Tovo to keep focus on housing, homelessness issues in 2019
Friday, December 28, 2018 by
Chad Swiatecki
Questions of where and how people live in Austin – specifically in District 9 – remained a front-of-mind issue for Mayor Pro Tem Kathie Tovo in 2018.
Whether she was on the City Council dais or involved in campaign events ahead of her successful re-election in November, Tovo said a combination of displacement, homelessness, affordability, rising property taxes and the tabled rewrite of the city’s land use code were the biggest issues on her agenda.
It doesn’t appear that 2019 will be much different; the restart of the CodeNEXT process is sure to be one of Council’s main priorities beginning in January, and the situation with homelessness downtown is as concerning as ever.
But Tovo said some long-gestating policies conceived and enacted in recent years should come to fruition in 2019, especially related to homelessness. Among them: increased funding for a variety of services for the homeless, and awarding a new contract to manage the Austin Resource Center for the Homeless, which will come with a reinvention of how the facility operates.
“Over the last several years we have been able to increase funding, and it has become one of the highest priorities for the City Council. In these next couple of years we will see the implementation of some of the work,” she said. “These next two years will be extremely important in terms of how we how we let that action plan guide our city investments and guide our actions both in and increasing the services and resources we offer and also using and deploying innovative strategies, from the homelessness outreach street team to a different kind of design of our emergency shelter.”
Tovo points out that roughly one-third of the significant (non-fee waiver) policy resolutions she’s sponsored have been related to housing preservation and affordability. She hopes to continue that focus in 2019, and she’s particularly excited about the development of programs to help renters purchase and rehab the neglected rental properties in which they live.
She also highlights Council’s push to use city-owned parcels for affordable housing, while supporting alternative uses for the Winnebago tract and the McKalla Place property.
Her work with Council Member Ora Houston on making the former HealthSouth property that sits just outside her district a prime candidate for redevelopment with affordable and mixed-income units shows the progress that’s being made. That property is currently going through the request-for-proposal process, with concepts from interested development groups expected in early 2019.
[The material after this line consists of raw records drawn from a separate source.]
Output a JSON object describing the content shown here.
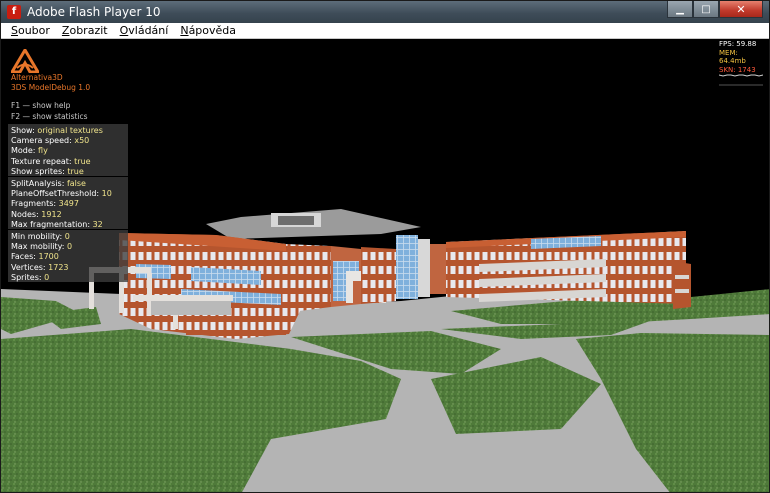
{
  "window": {
    "title": "Adobe Flash Player 10",
    "icon": "flash-icon",
    "min_icon": "minimize-icon",
    "max_icon": "maximize-icon",
    "close_icon": "close-icon"
  },
  "menu": [
    "Soubor",
    "Zobrazit",
    "Ovládání",
    "Nápověda"
  ],
  "brand": {
    "name": "Alternativa3D",
    "version": "3DS ModelDebug 1.0",
    "logo_color": "#e8762a"
  },
  "help": [
    "F1 — show help",
    "F2 — show statistics"
  ],
  "panel1": [
    {
      "label": "Show: ",
      "value": "original textures"
    },
    {
      "label": "Camera speed: ",
      "value": "x50"
    },
    {
      "label": "Mode: ",
      "value": "fly"
    },
    {
      "label": "Texture repeat: ",
      "value": "true"
    },
    {
      "label": "Show sprites: ",
      "value": "true"
    }
  ],
  "panel2": [
    {
      "label": "SplitAnalysis: ",
      "value": "false"
    },
    {
      "label": "PlaneOffsetThreshold: ",
      "value": "10"
    },
    {
      "label": "Fragments: ",
      "value": "3497"
    },
    {
      "label": "Nodes: ",
      "value": "1912"
    },
    {
      "label": "Max fragmentation: ",
      "value": "32"
    }
  ],
  "panel3": [
    {
      "label": "Min mobility: ",
      "value": "0"
    },
    {
      "label": "Max mobility: ",
      "value": "0"
    },
    {
      "label": "Faces: ",
      "value": "1700"
    },
    {
      "label": "Vertices: ",
      "value": "1723"
    },
    {
      "label": "Sprites: ",
      "value": "0"
    }
  ],
  "stats": {
    "fps": "FPS: 59.88",
    "mem": "MEM: 64.4mb",
    "skn": "SKN: 1743"
  },
  "colors": {
    "grass": "#4f7a3a",
    "pavement": "#b4b4b4",
    "brick": "#b5552e",
    "glass": "#7fb0dc",
    "roof": "#9b9b9b",
    "value_text": "#f0e48c"
  }
}
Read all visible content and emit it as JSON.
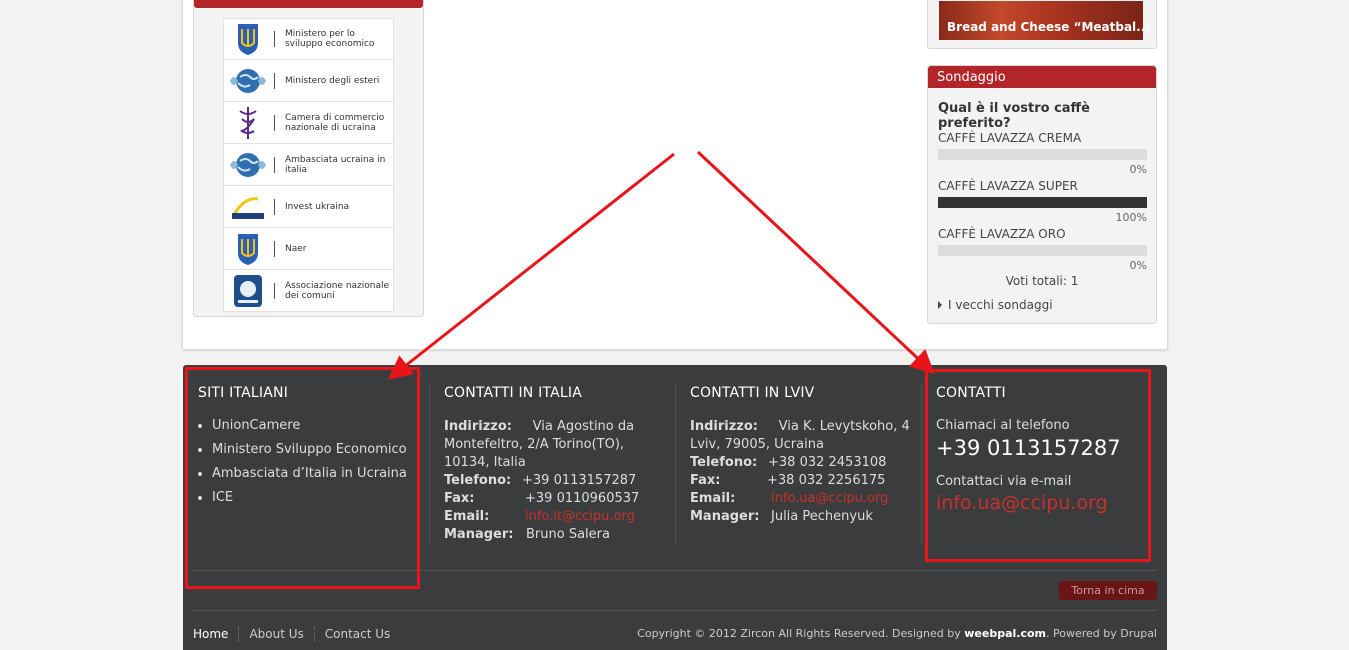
{
  "colors": {
    "accent_red": "#b2262a",
    "footer_bg": "#3a3c3e",
    "annotation": "#e8141a"
  },
  "left_block": {
    "logos": [
      {
        "icon": "trident-icon",
        "label": "Ministero per lo sviluppo economico"
      },
      {
        "icon": "globe-icon",
        "label": "Ministero degli esteri"
      },
      {
        "icon": "caduceus-icon",
        "label": "Camera di commercio nazionale di ucraina"
      },
      {
        "icon": "globe-icon",
        "label": "Ambasciata ucraina in italia"
      },
      {
        "icon": "invest-logo-icon",
        "label": "Invest ukraina"
      },
      {
        "icon": "trident-icon",
        "label": "Naer"
      },
      {
        "icon": "emblem-icon",
        "label": "Associazione nazionale dei comuni"
      }
    ]
  },
  "food": {
    "caption": "Bread and Cheese “Meatbal..."
  },
  "poll": {
    "title": "Sondaggio",
    "question": "Qual è il vostro caffè preferito?",
    "options": [
      {
        "label": "CAFFÈ LAVAZZA CREMA",
        "percent": 0,
        "percent_text": "0%"
      },
      {
        "label": "CAFFÈ LAVAZZA SUPER",
        "percent": 100,
        "percent_text": "100%"
      },
      {
        "label": "CAFFÈ LAVAZZA ORO",
        "percent": 0,
        "percent_text": "0%"
      }
    ],
    "total": "Voti totali: 1",
    "old_polls": "I vecchi sondaggi"
  },
  "footer": {
    "col1": {
      "title": "SITI ITALIANI",
      "links": [
        "UnionCamere",
        "Ministero Sviluppo Economico",
        "Ambasciata d’Italia in Ucraina",
        "ICE"
      ]
    },
    "col2": {
      "title": "CONTATTI IN ITALIA",
      "address_label": "Indirizzo:",
      "address": "Via Agostino da Montefeltro, 2/A Torino(TO), 10134, Italia",
      "phone_label": "Telefono:",
      "phone": "+39 0113157287",
      "fax_label": "Fax:",
      "fax": "+39 0110960537",
      "email_label": "Email:",
      "email": "info.it@ccipu.org",
      "manager_label": "Manager:",
      "manager": "Bruno Salera"
    },
    "col3": {
      "title": "CONTATTI IN LVIV",
      "address_label": "Indirizzo:",
      "address": "Via K. Levytskoho, 4 Lviv, 79005, Ucraina",
      "phone_label": "Telefono:",
      "phone": "+38 032 2453108",
      "fax_label": "Fax:",
      "fax": "+38 032 2256175",
      "email_label": "Email:",
      "email": "info.ua@ccipu.org",
      "manager_label": "Manager:",
      "manager": "Julia Pechenyuk"
    },
    "col4": {
      "title": "CONTATTI",
      "call_label": "Chiamaci al telefono",
      "phone": "+39 0113157287",
      "mail_label": "Contattaci via e-mail",
      "email": "info.ua@ccipu.org"
    },
    "back_to_top": "Torna in cima",
    "nav": [
      "Home",
      "About Us",
      "Contact Us"
    ],
    "copyright_pre": "Copyright © 2012 Zircon All Rights Reserved. Designed by ",
    "copyright_brand": "weebpal.com",
    "copyright_post": ". Powered by Drupal"
  }
}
“One real interest of mine is making sure we get a good applicant pool and that we have developers who are committed to affordable housing, and are going to look at that property creatively,” she said. “We began talking about that property in a slightly different place, with some rumblings about maybe the better value was to sell it and invest that money somewhere else. I hope that our Council will hold true to our interest in developing that property and using it and retaining city ownership.”
Like others on Council, Tovo said she looks forward to the recommendations from City Manager Spencer Cronk regarding how to restart the CodeNEXT process that was halted in the summer amid frustrations over how it was being conducted.
She said her own frustrations match those of many residents over a seeming acceptance in the drafts of the code rewrites that increased demolitions were inevitable, which she said leads to new, expensive housing units rather than preserving existing homes.
Her preferred approach for the next go-around is to look more at small neighborhood plans and find remedies for gentrification issues on a case-by-case basis rather than prescribing zoning changes for the entire city using a likely multi-year process.
“Most of the plans we’ve developed previously speak to where increased density should go, even in areas where there aren’t neighborhood plans on the ground or where they may have not been updated in a while,” Tovo said. “(We should be) getting back to those and letting them be the starting place, rather than coming in with a very top-down approach where members of the community will not feel respectful of the processes.
“Our job should be to work to prevent displacement and find appropriate areas increasing in density,” she added. “Starting those conversations in areas that are right at the beginning in early stages of gentrification is a very strong tendency to consider.”
Photo courtesy of the city of Austin.